In July of this year, I thought I'd exhausted my thoughts on atheism and religion. I intended to post mostly on Walt Whitman to find other topics of interest. I said then:
I have interests in addition to Atheism that deserve fuller and more sustained expression by me. I want to explore other aspects of this wonderful world, such as the poetry of its people, the conflicts of its nations and civilizations, and the endeavors of its animal inhabitants.
This statement remains true, even if I have not done as much about it (so far) as I might like. Indeed, recently I've been quite focused on topics in and around atheism and religion. Yet I've been generally pleased about the posts on the Kuzari Principle and on ultimate meaning.

One day, I hope to gather maybe 25-50 posts, organize them, and self -publish a book of the best and most enduring posts in Textuality.This book will be for the kids, mainly, not for sale or money. My focus today is on addressing topics that interest me but that also allow me to express ideas and opinions I haven't said before.
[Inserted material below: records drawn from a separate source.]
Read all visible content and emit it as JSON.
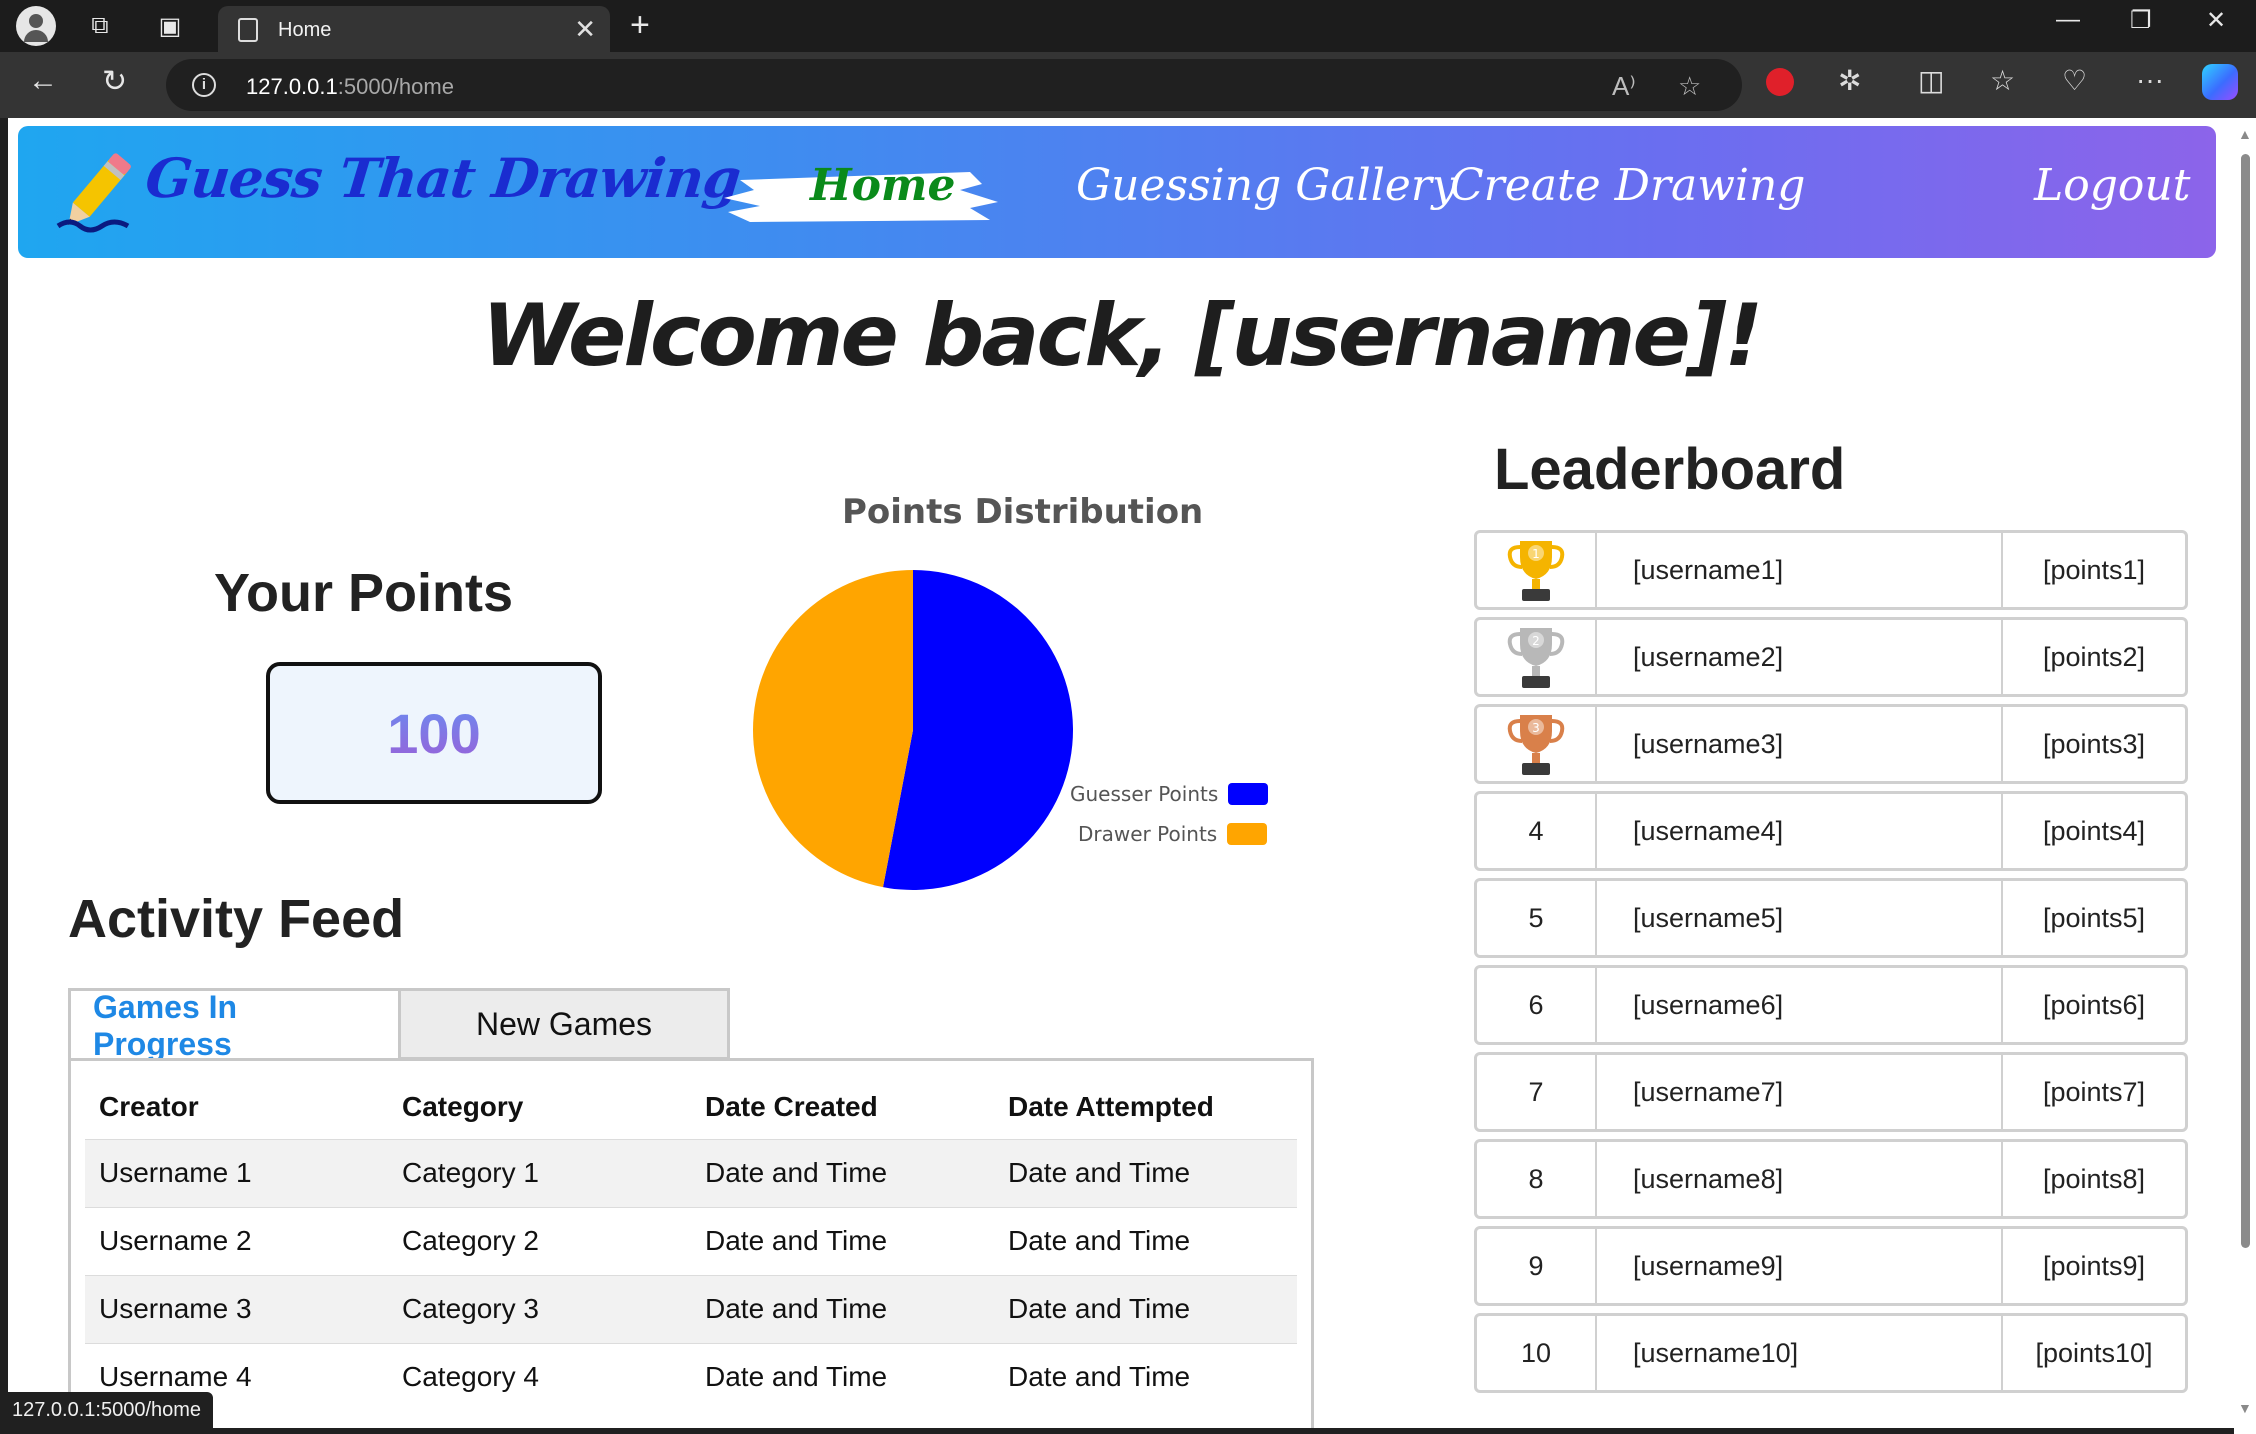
{
  "browser": {
    "tab_title": "Home",
    "url_host": "127.0.0.1",
    "url_path": ":5000/home",
    "status_url": "127.0.0.1:5000/home"
  },
  "header": {
    "logo_text": "Guess That Drawing",
    "nav": [
      "Home",
      "Guessing Gallery",
      "Create Drawing"
    ],
    "logout": "Logout"
  },
  "welcome": "Welcome back, [username]!",
  "points": {
    "title": "Your Points",
    "value": "100"
  },
  "chart_data": {
    "type": "pie",
    "title": "Points Distribution",
    "categories": [
      "Guesser Points",
      "Drawer Points"
    ],
    "values": [
      53,
      47
    ],
    "colors": [
      "#0000ff",
      "#ffa500"
    ],
    "legend": "right"
  },
  "activity": {
    "title": "Activity Feed",
    "tabs": [
      "Games In Progress",
      "New Games"
    ],
    "columns": [
      "Creator",
      "Category",
      "Date Created",
      "Date Attempted"
    ],
    "rows": [
      [
        "Username 1",
        "Category 1",
        "Date and Time",
        "Date and Time"
      ],
      [
        "Username 2",
        "Category 2",
        "Date and Time",
        "Date and Time"
      ],
      [
        "Username 3",
        "Category 3",
        "Date and Time",
        "Date and Time"
      ],
      [
        "Username 4",
        "Category 4",
        "Date and Time",
        "Date and Time"
      ]
    ]
  },
  "leaderboard": {
    "title": "Leaderboard",
    "rows": [
      {
        "rank": "1",
        "name": "[username1]",
        "points": "[points1]",
        "trophy": "gold-trophy-icon",
        "color": "#f5b400"
      },
      {
        "rank": "2",
        "name": "[username2]",
        "points": "[points2]",
        "trophy": "silver-trophy-icon",
        "color": "#b8b8b8"
      },
      {
        "rank": "3",
        "name": "[username3]",
        "points": "[points3]",
        "trophy": "bronze-trophy-icon",
        "color": "#d9804a"
      },
      {
        "rank": "4",
        "name": "[username4]",
        "points": "[points4]"
      },
      {
        "rank": "5",
        "name": "[username5]",
        "points": "[points5]"
      },
      {
        "rank": "6",
        "name": "[username6]",
        "points": "[points6]"
      },
      {
        "rank": "7",
        "name": "[username7]",
        "points": "[points7]"
      },
      {
        "rank": "8",
        "name": "[username8]",
        "points": "[points8]"
      },
      {
        "rank": "9",
        "name": "[username9]",
        "points": "[points9]"
      },
      {
        "rank": "10",
        "name": "[username10]",
        "points": "[points10]"
      }
    ]
  }
}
I have much, much more to write in this blog--about atheism, religion, family, aging, poetry, jokes, work, politics, and more. I anticipate the days and years ahead. Perhaps a post already written or yet to come will serve as pre-text for one or more face-to-face discussions with my children and/or with my wife.

This is a core element of my thinking: anything I write should have an application in real life. My blog life as "Larry Tanner" is a reflection and premonition of the life where I am interacting with actual human beings in real space-time. I would never want a blog that was all and only "in" the blogosphere.

I expect that if I keep up with Textuality, it will continue to morph. After all, I am still growing as an intellect and as a person, and I have much to explain and share. I cannot say whether the future will be good or bad. I hope it's more of the good, but who knows? The writing is part of what I can do. Textuality is part of my pro-activity.